Chronologie: mars 1814.




L'Empereur apprend la chute de Paris.




Histoire du Consulat et de l'Empire - A.Thiers - Ed Plon, Paris, 1860. - Tome XVII, p.622 - 624




Napoléon appela ses officiers à lui.
- Qui est là? demanda-t-il.
- Général Belliard, répondit le principal d'entre eux.

C'était en effet le général Belliard , qui en exécution de la capitulation de Paris, se rendait à Fontainebleau, afin d'y chercher un emplacement convenable pour les troupes des deux maréchaux. Napoléon se précipitant alors en bas de sa voiture, saisit par le bras le général Belliard, le conduit sur le bord de la route, et là, multipliant ses questions, il lui donne à peine le temps d'y répondre, tant elles sont pressées.

- Où est l'armée? Demande-t-il de suite.
- Sire, elle me suit.
- Où est l'ennemi?
- Aux portes de Paris.
- Et qui occupe Paris?
- Personne; il est évacué!
- Comment, évacué! ... et mon fils, ma femme, mon gouvernement, où sont-ils?
- Sur la Loire.
- Sur la Loire! ... Qui a pu prendre une résolution pareille?
- Mais Sire, on dit que c'est par vos ordres.
- Mes ordres ne portaient pas de telles choses... Mais Joseph, Clarke, Marmont, Mortier, que sont-ils devenus? Qu'ont-ils fait?
- Nous n'avons vu, Sire, ni Joseph ni Clarke, de toute la journée. Quant à Marmont et à Mortier, ils se sont conduits en braves gens. Les troupes ont été admirables. La garde nationale elle-même, partout où elle a été au feu, rivalisait avec les soldats. On a défendu héroïquement les hauteurs de Belleville, ainsi que leur revers vers la Villette. On a même défendu Montmartre, où il y avait à peine quelques pièces de canon, et l'ennemi, croyant qu'il y en avait davantage, a poussé une colonne le long du chemin de la Révolte pour tourner Montmartre, s'exposant ainsi à être précipité dans la Seine. Ah! Sire, si nous avions eu une réserve de dix mille hommes, si vous aviez été là, nous jetions les alliés dans la Seine, et nous sauvions Paris, et nous vengions l'honneur de nos armes! ...
- Sans doute si j'avais été là, mais je ne puis être partout! ... Et Clarke, et Joseph, où étaient-ils? Mes deux cents bouches à feu de Vincennes, qu'en a-t-on fait? Et mes braves Parisiens, pourquoi ne s'est-on pas servi d'eux?
- Nous ne savons rien, Sire. Nous étions seuls et nous avons fait de notre mieux. L'ennemi a perdu douze mille hommes au moins.
- Je devais m'y attendre! S'écrie alors Napoléon. Joseph a perdu l'Espagne, et il me perd la France... Et Clarke! J'aurais bien dû en croire ce pauvre Rovigo, qui me disait que Clarke était un lâche, un traître, et de plus un homme incapable. Mais c'est assez se plaindre, il faut réparer le mal, il en est temps encore. Caulaincourt! Ma voiture...

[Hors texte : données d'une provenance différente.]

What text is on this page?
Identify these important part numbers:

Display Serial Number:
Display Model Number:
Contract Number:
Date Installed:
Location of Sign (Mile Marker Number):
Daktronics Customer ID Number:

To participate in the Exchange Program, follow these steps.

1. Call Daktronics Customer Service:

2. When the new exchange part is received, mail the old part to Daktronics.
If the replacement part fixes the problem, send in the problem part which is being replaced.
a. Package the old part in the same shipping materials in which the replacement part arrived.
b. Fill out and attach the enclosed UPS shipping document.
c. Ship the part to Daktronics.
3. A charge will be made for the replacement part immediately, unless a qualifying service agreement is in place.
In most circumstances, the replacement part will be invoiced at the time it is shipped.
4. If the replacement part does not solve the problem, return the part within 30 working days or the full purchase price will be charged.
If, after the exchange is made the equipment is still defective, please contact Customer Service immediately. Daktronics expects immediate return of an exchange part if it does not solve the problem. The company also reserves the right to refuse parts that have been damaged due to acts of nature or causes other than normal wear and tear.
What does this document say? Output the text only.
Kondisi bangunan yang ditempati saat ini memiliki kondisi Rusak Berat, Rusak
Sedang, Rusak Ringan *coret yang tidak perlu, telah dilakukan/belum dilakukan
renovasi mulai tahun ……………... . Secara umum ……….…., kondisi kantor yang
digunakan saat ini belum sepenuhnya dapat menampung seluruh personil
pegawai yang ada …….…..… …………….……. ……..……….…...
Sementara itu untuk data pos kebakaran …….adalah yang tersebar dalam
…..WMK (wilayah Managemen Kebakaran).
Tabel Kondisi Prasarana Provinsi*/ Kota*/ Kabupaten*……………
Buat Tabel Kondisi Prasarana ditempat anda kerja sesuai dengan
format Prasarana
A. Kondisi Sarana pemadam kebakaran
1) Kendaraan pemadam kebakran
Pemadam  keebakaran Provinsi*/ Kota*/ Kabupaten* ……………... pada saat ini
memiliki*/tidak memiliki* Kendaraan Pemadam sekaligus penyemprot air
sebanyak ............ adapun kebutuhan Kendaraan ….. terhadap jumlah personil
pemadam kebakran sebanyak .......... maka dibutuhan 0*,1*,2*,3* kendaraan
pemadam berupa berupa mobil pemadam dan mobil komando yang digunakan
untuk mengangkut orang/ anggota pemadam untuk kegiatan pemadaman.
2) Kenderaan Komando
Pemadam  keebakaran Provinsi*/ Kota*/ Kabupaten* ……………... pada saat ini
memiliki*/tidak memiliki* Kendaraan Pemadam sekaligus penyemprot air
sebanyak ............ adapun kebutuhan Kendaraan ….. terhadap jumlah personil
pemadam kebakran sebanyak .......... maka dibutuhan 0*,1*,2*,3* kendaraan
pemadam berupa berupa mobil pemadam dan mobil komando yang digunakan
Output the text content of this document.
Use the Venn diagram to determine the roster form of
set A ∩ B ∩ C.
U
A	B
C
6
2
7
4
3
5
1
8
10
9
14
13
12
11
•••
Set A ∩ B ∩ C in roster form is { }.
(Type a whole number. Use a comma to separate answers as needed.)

Ces mots dits, Napoléon se met à marcher dans la direction de Paris, en commandant à tout le monde de le suivre, comme s'il pouvait ainsi gagner du temps. Mais Belliard et ceux qui l'entourent s'efforcent de le dissuader.

- Il est trop tard, lui dit Belliard, pour vous rendre à Paris; l'armée a dû le quitter; l'ennemi y sera bientôt, s'il n'y est déjà.
- Mais, répond Napoléon, l'armée nous la mènerons en avant, l'ennemi, nous le jetterons hors de Paris; mes braves Parisiens entendront ma voix, ils se lèveront tous pour refouler les barbares hors de leurs murs.
- Ah! Sire, il est trop tard, répète Belliard, l'infanterie est là qui me suit; d'ailleurs nous avons signé une capitulation qui ne nous permet pas de rentrer.
- Une capitulation! Et qui donc a été assez lâche pour en signer une?
- De braves gens, Sire, qui ne pouvaient faire autrement.

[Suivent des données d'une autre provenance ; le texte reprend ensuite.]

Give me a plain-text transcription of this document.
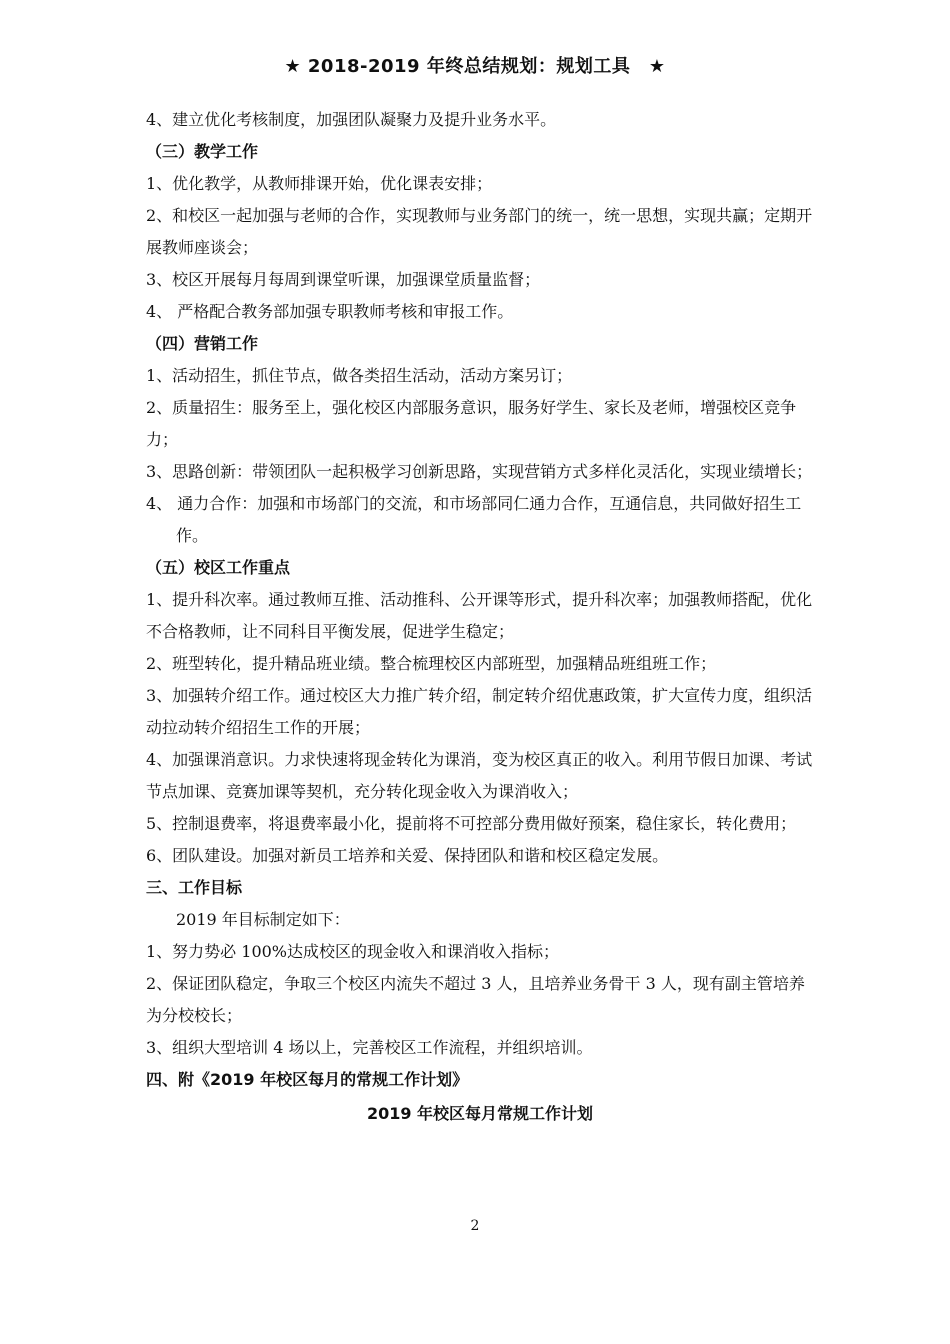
★ 2018-2019 年终总结规划：规划工具　★

4、建立优化考核制度，加强团队凝聚力及提升业务水平。

（三）教学工作

1、优化教学，从教师排课开始，优化课表安排；

2、和校区一起加强与老师的合作，实现教师与业务部门的统一，统一思想，实现共赢；定期开展教师座谈会；

3、校区开展每月每周到课堂听课，加强课堂质量监督；

4、 严格配合教务部加强专职教师考核和审报工作。

（四）营销工作

1、活动招生，抓住节点，做各类招生活动，活动方案另订；

2、质量招生：服务至上，强化校区内部服务意识，服务好学生、家长及老师，增强校区竞争力；

3、思路创新：带领团队一起积极学习创新思路，实现营销方式多样化灵活化，实现业绩增长；

4、 通力合作：加强和市场部门的交流，和市场部同仁通力合作，互通信息，共同做好招生工作。

（五）校区工作重点

1、提升科次率。通过教师互推、活动推科、公开课等形式，提升科次率；加强教师搭配，优化不合格教师，让不同科目平衡发展，促进学生稳定；

2、班型转化，提升精品班业绩。整合梳理校区内部班型，加强精品班组班工作；

3、加强转介绍工作。通过校区大力推广转介绍，制定转介绍优惠政策，扩大宣传力度，组织活动拉动转介绍招生工作的开展；

4、加强课消意识。力求快速将现金转化为课消，变为校区真正的收入。利用节假日加课、考试节点加课、竞赛加课等契机，充分转化现金收入为课消收入；

5、控制退费率，将退费率最小化，提前将不可控部分费用做好预案，稳住家长，转化费用；

6、团队建设。加强对新员工培养和关爱、保持团队和谐和校区稳定发展。

三、工作目标

2019 年目标制定如下：

1、努力势必 100%达成校区的现金收入和课消收入指标；

2、保证团队稳定，争取三个校区内流失不超过 3 人，且培养业务骨干 3 人，现有副主管培养为分校校长；

3、组织大型培训 4 场以上，完善校区工作流程，并组织培训。

四、附《2019 年校区每月的常规工作计划》

2019 年校区每月常规工作计划

2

Au milieu de ce colloque, Napoléon marche toujours, ne voulant rien écouter, demandant sa voiture que Caulaincourt n'amène point, lorsqu'on aperçoit un officier d'infanterie. C'est Curial. Napoléon l'appelle, et apprend alors que l'infanterie est là, c'est-à-dire à trois ou quatre lieues de Paris, et qu'il n'est plus temps d'y rentrer. Vaincu par les faits, par les explications qu'on lui donne, il s'arrête aux deux fontaines qui s'élèvent sur la route de Juvisy, s'assied au bord, et demeure quelque temps la tête dans les mains, plongé dans de profondes réflexions.